The simplest example is a source package which builds a single shared library and development files (the zlib package matches this example). The resulting binary packages should be named libz1 and libz-devel with the following contents (file list shortened),

libz1:

/lib/libz.so.1
/lib/libz.so.1.2.3

libz-devel:

/usr/lib/libz.so
/usr/lib/libz.a
/usr/include/zlib.h
/usr/share/man/man3/zlib.3.gz
/usr/share/doc/packages/zlib/algorithm.txt

A more complicated example is if apart from the library and the development files there are also executables and documentation (the bzip2 package matches this example). There should be four packages (file list shortened),

libbz2-1:

/lib/libbz2.so.1
/lib/libbz2.so.1.0.0

libbz2-devel:

/usr/include/bzlib.h
/usr/lib/libbz2.so
/usr/lib/libbz2.a

bzip2:

/usr/bin/bzip2
/usr/share/man/man1/bzip2.1.gz

bzip2-doc:

/usr/share/doc/packages/bzip2-doc/manual.ps.gz

where documentation may be either merged into the binary package bzip2 or the development package libbz2-devel, if it is sufficiently small and related.

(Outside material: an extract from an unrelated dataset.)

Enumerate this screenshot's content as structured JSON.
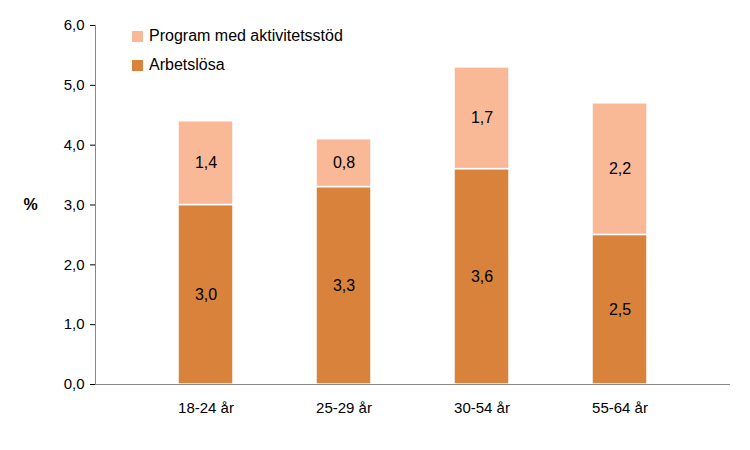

Another example is a library which depends on configuration or data files that can be shared with other versions of the library (the curl package matches this example). In this case, the config or data files should be split into a separate package and the shared library package should require that. For example, curl has the four packages libcurl4, libcurl-devel, curl and curl-ca-bundle (CA certificates required by libcurl4).